Uneven Results Complicate HP Turnaround Efforts

HP CEO Meg Whitman

HP CEO Meg Whitman

The bleeding appears to have stopped at Hewlett-Packard Co., with revenues and profits mostly in line with expectations and senior executives trumpeting successful turnaround efforts at the beleaguered company. But a mixed bag of results among HP’s individual business units continues to give the channel pause about a vendor partner who may be steering the right course but is still far from fully righting the ship.

HP on Tuesday reported a 2.8 percent drop in Q4 revenues $29 billion, along with a 13 percent drop in earnings per share. The Palo Alto, Calif. company managed a profit of $1.4 billion significantly better than the $6.9 billion loss in took a year ago, mostly due to the massive write-down associated with its ill-advised acquisition of software-maker Autonomy.

While far from stellar, the results were good enough to narrowly top most Wall Street analysts’ already tepid estimates for HP, which continues to be pounded by lackluster sales of traditional IT hardware like desktop PCs and laptops in the era of mobility and cloud computing.

“While we still have much more work to do, our business units and their core assets are delivering on HP’s strategy to help customers thrive by providing solutions for the new style of IT,” Whitman said.

Part of that work will involve either re-energizing or scuttling HP’s once-formidable personal systems unit, where desktops predictably lost another 2 percent in the quarter despite already being near historic lows. The news for the PSG unit might have been worse if not for a slight 3 percent uptick in Q4 laptop sales. One bright note for B2B reseller partners, the results in the personal systems group showed a 4-percent increase in commercial revenue and a 10-percent drop in consumer revenue.

Printing revenues, once a mainstay of HP’s financials, also fell 1 percent. Commercial printers, however, posted a 9 percent gain, though sales of supplies were off 4 percent.

While the decline in PC units and peripherals was anticipated, the more troubling news in the Q4 report came from HP’s services and software units which each lost 9 percent from the year-ago quarter. Those results are particularly disheartening for partners, many of whom have expressed hope of the past year that these businesses would be integral to HP’s turnaround.

In the services realm, application and business services revenue was down 10 percent, and infrastructure technology outsourcing revenue dipped 9 percent.

Leading declines in software was a 24 percent plummet in license revenue and a 13 percent drop in related professional services. The overall unit results might have been worse if not for a 15 percent increase in sales of SaaS products.
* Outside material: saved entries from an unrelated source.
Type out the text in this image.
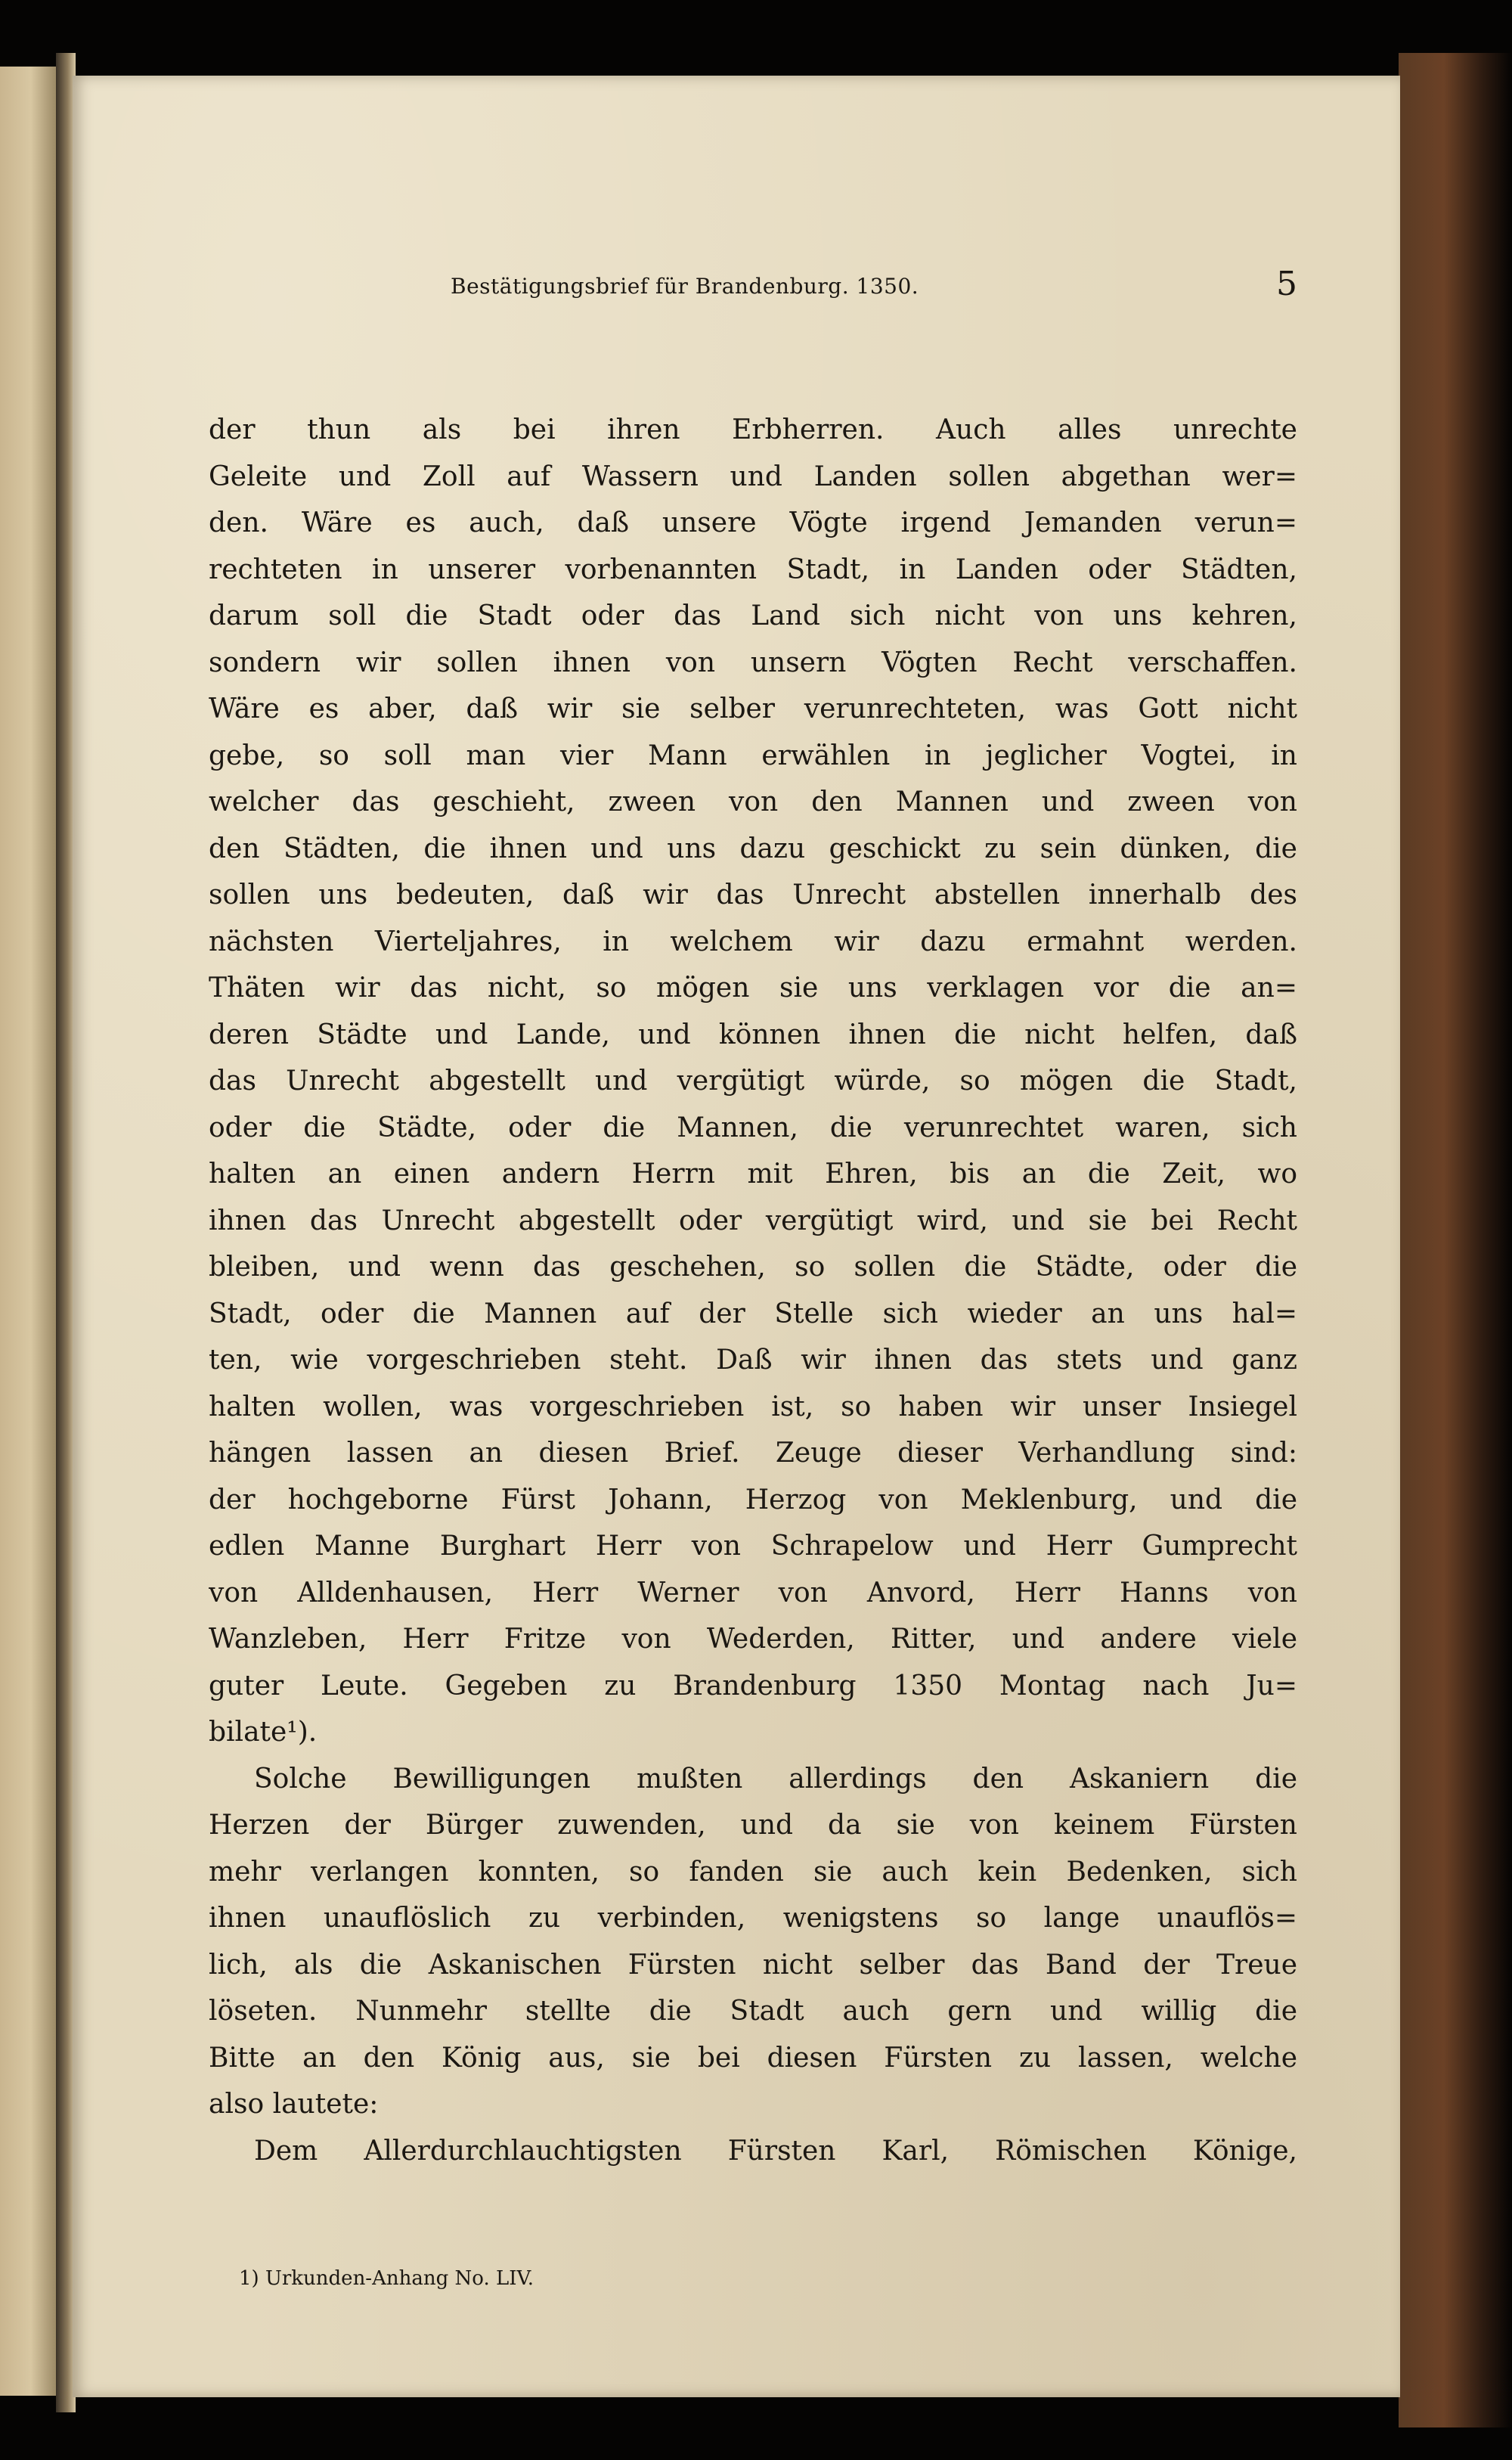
Bestätigungsbrief für Brandenburg. 1350.	5
der thun als bei ihren Erbherren. Auch alles unrechte
Geleite und Zoll auf Wassern und Landen sollen abgethan wer=
den. Wäre es auch, daß unsere Vögte irgend Jemanden verun=
rechteten in unserer vorbenannten Stadt, in Landen oder Städten,
darum soll die Stadt oder das Land sich nicht von uns kehren,
sondern wir sollen ihnen von unsern Vögten Recht verschaffen.
Wäre es aber, daß wir sie selber verunrechteten, was Gott nicht
gebe, so soll man vier Mann erwählen in jeglicher Vogtei, in
welcher das geschieht, zween von den Mannen und zween von
den Städten, die ihnen und uns dazu geschickt zu sein dünken, die
sollen uns bedeuten, daß wir das Unrecht abstellen innerhalb des
nächsten Vierteljahres, in welchem wir dazu ermahnt werden.
Thäten wir das nicht, so mögen sie uns verklagen vor die an=
deren Städte und Lande, und können ihnen die nicht helfen, daß
das Unrecht abgestellt und vergütigt würde, so mögen die Stadt,
oder die Städte, oder die Mannen, die verunrechtet waren, sich
halten an einen andern Herrn mit Ehren, bis an die Zeit, wo
ihnen das Unrecht abgestellt oder vergütigt wird, und sie bei Recht
bleiben, und wenn das geschehen, so sollen die Städte, oder die
Stadt, oder die Mannen auf der Stelle sich wieder an uns hal=
ten, wie vorgeschrieben steht. Daß wir ihnen das stets und ganz
halten wollen, was vorgeschrieben ist, so haben wir unser Insiegel
hängen lassen an diesen Brief. Zeuge dieser Verhandlung sind:
der hochgeborne Fürst Johann, Herzog von Meklenburg, und die
edlen Manne Burghart Herr von Schrapelow und Herr Gumprecht
von Alldenhausen, Herr Werner von Anvord, Herr Hanns von
Wanzleben, Herr Fritze von Wederden, Ritter, und andere viele
guter Leute. Gegeben zu Brandenburg 1350 Montag nach Ju=
bilate¹).
Solche Bewilligungen mußten allerdings den Askaniern die
Herzen der Bürger zuwenden, und da sie von keinem Fürsten
mehr verlangen konnten, so fanden sie auch kein Bedenken, sich
ihnen unauflöslich zu verbinden, wenigstens so lange unauflös=
lich, als die Askanischen Fürsten nicht selber das Band der Treue
löseten. Nunmehr stellte die Stadt auch gern und willig die
Bitte an den König aus, sie bei diesen Fürsten zu lassen, welche
also lautete:
Dem Allerdurchlauchtigsten Fürsten Karl, Römischen Könige,
1) Urkunden-Anhang No. LIV.
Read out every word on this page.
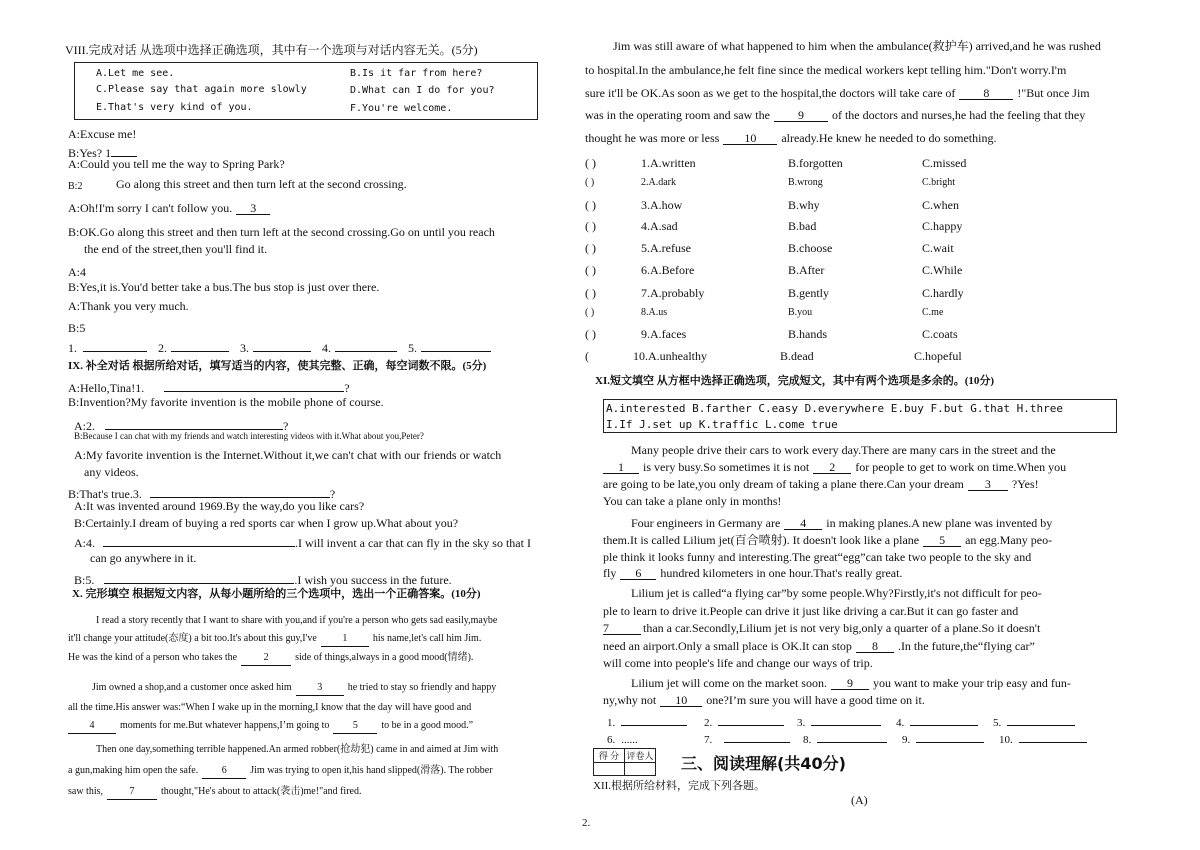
VIII.完成对话 从选项中选择正确选项，其中有一个选项与对话内容无关。(5分)
A.Let me see.	B.Is it far from here?
C.Please say that again more slowly	D.What can I do for you?
E.That's very kind of you.	F.You're welcome.
A:Excuse me!
B:Yes? 1
A:Could you tell me the way to Spring Park?
B:2	Go along this street and then turn left at the second crossing.
A:Oh!I'm sorry I can't follow you. 3
B:OK.Go along this street and then turn left at the second crossing.Go on until you reach
the end of the street,then you'll find it.
A:4
B:Yes,it is.You'd better take a bus.The bus stop is just over there.
A:Thank you very much.
B:5
1.	2.	3.	4.	5.
IX. 补全对话 根据所给对话，填写适当的内容，使其完整、正确，每空词数不限。(5分)
A:Hello,Tina!1.	?
B:Invention?My favorite invention is the mobile phone of course.
A:2.	?
B:Because I can chat with my friends and watch interesting videos with it.What about you,Peter?
A:My favorite invention is the Internet.Without it,we can't chat with our friends or watch
any videos.
B:That's true.3.	?
A:It was invented around 1969.By the way,do you like cars?
B:Certainly.I dream of buying a red sports car when I grow up.What about you?
A:4.	.I will invent a car that can fly in the sky so that I
can go anywhere in it.
B:5.	.I wish you success in the future.
X. 完形填空 根据短文内容，从每小题所给的三个选项中，选出一个正确答案。(10分)
I read a story recently that I want to share with you,and if you're a person who gets sad easily,maybe
it'll change your attitude(态度) a bit too.It's about this guy,I've	1	his name,let's call him Jim.
He was the kind of a person who takes the	2	side of things,always in a good mood(情绪).
Jim owned a shop,and a customer once asked him	3	he tried to stay so friendly and happy
all the time.His answer was:“When I wake up in the morning,I know that the day will have good and
4	moments for me.But whatever happens,I’m going to 5 to be in a good mood.”
Then one day,something terrible happened.An armed robber(抢劫犯) came in and aimed at Jim with
a gun,making him open the safe. 6 Jim was trying to open it,his hand slipped(滑落). The robber
saw this,	7	thought,"He's about to attack(袭击)me!"and fired.
Jim was still aware of what happened to him when the ambulance(救护车) arrived,and he was rushed
to hospital.In the ambulance,he felt fine since the medical workers kept telling him."Don't worry.I'm
sure it'll be OK.As soon as we get to the hospital,the doctors will take care of 8 !"But once Jim
was in the operating room and saw the 9 of the doctors and nurses,he had the feeling that they
thought he was more or less 10 already.He knew he needed to do something.
( )	1.A.written	B.forgotten	C.missed
( )	2.A.dark	B.wrong	C.bright
( )	3.A.how	B.why	C.when
( )	4.A.sad	B.bad	C.happy
( )	5.A.refuse	B.choose	C.wait
( )	6.A.Before	B.After	C.While
( )	7.A.probably	B.gently	C.hardly
( )	8.A.us	B.you	C.me
( )	9.A.faces	B.hands	C.coats
(	10.A.unhealthy	B.dead	C.hopeful
XI.短文填空 从方框中选择正确选项，完成短文，其中有两个选项是多余的。(10分)
A.interested B.farther C.easy D.everywhere E.buy F.but G.that H.three
I.If J.set up K.traffic L.come true
Many people drive their cars to work every day.There are many cars in the street and the
1 is very busy.So sometimes it is not 2 for people to get to work on time.When you
are going to be late,you only dream of taking a plane there.Can your dream 3 ?Yes!
You can take a plane only in months!
Four engineers in Germany are 4 in making planes.A new plane was invented by
them.It is called Lilium jet(百合喷射). It doesn't look like a plane 5 an egg.Many peo-
ple think it looks funny and interesting.The great“egg”can take two people to the sky and
fly 6 hundred kilometers in one hour.That's really great.
Lilium jet is called“a flying car”by some people.Why?Firstly,it's not difficult for peo-
ple to learn to drive it.People can drive it just like driving a car.But it can go faster and
7	than a car.Secondly,Lilium jet is not very big,only a quarter of a plane.So it doesn't
need an airport.Only a small place is OK.It can stop 8 .In the future,the“flying car”
will come into people's life and change our ways of trip.
Lilium jet will come on the market soon. 9 you want to make your trip easy and fun-
ny,why not 10 one?I’m sure you will have a good time on it.
1.	2.	3.	4.	5.
6. ......	7.	8.	9.	10.
得 分	评卷人
	三、阅读理解(共40分)
XII.根据所给材料，完成下列各题。
(A)
2.
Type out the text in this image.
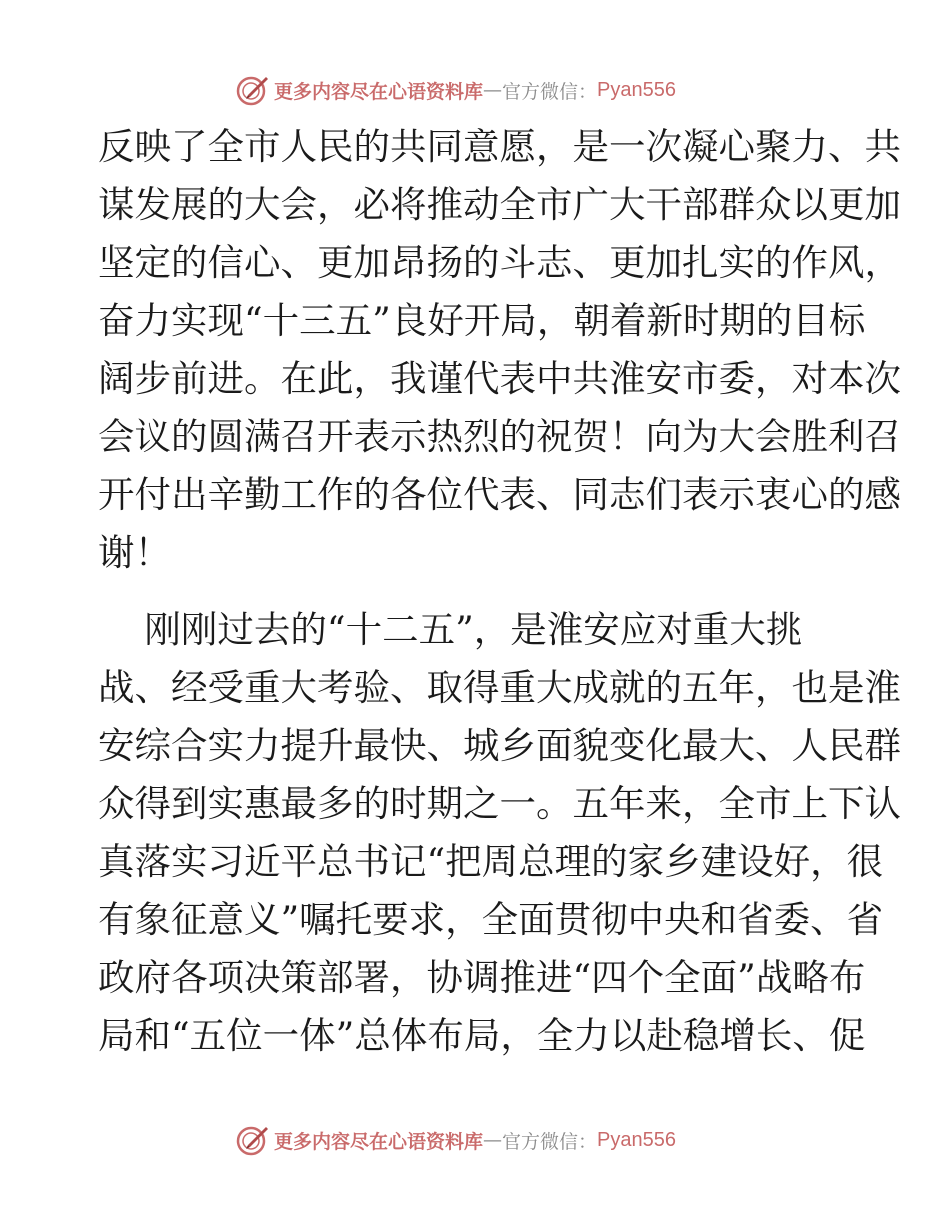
更多内容尽在心语资料库 — 官方微信： Pyan556
反映了全市人民的共同意愿，是一次凝心聚力、共
谋发展的大会，必将推动全市广大干部群众以更加
坚定的信心、更加昂扬的斗志、更加扎实的作风，
奋力实现“十三五”良好开局，朝着新时期的目标
阔步前进。在此，我谨代表中共淮安市委，对本次
会议的圆满召开表示热烈的祝贺！向为大会胜利召
开付出辛勤工作的各位代表、同志们表示衷心的感
谢！
刚刚过去的“十二五”，是淮安应对重大挑
战、经受重大考验、取得重大成就的五年，也是淮
安综合实力提升最快、城乡面貌变化最大、人民群
众得到实惠最多的时期之一。五年来，全市上下认
真落实习近平总书记“把周总理的家乡建设好，很
有象征意义”嘱托要求，全面贯彻中央和省委、省
政府各项决策部署，协调推进“四个全面”战略布
局和“五位一体”总体布局，全力以赴稳增长、促
更多内容尽在心语资料库 — 官方微信： Pyan556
The news was slightly better in the enterprise group for sales of HP’s server and storage wares, another area of key interest to the channel that’s seen as a bellwether for the vendor’s overall health and long-term viability. Sales of enterprise-grade hardware inched up 2 percent, the first increase for the segment in more than two years. HP officials said the server and storage growth came as the result of more focused sales and marketing.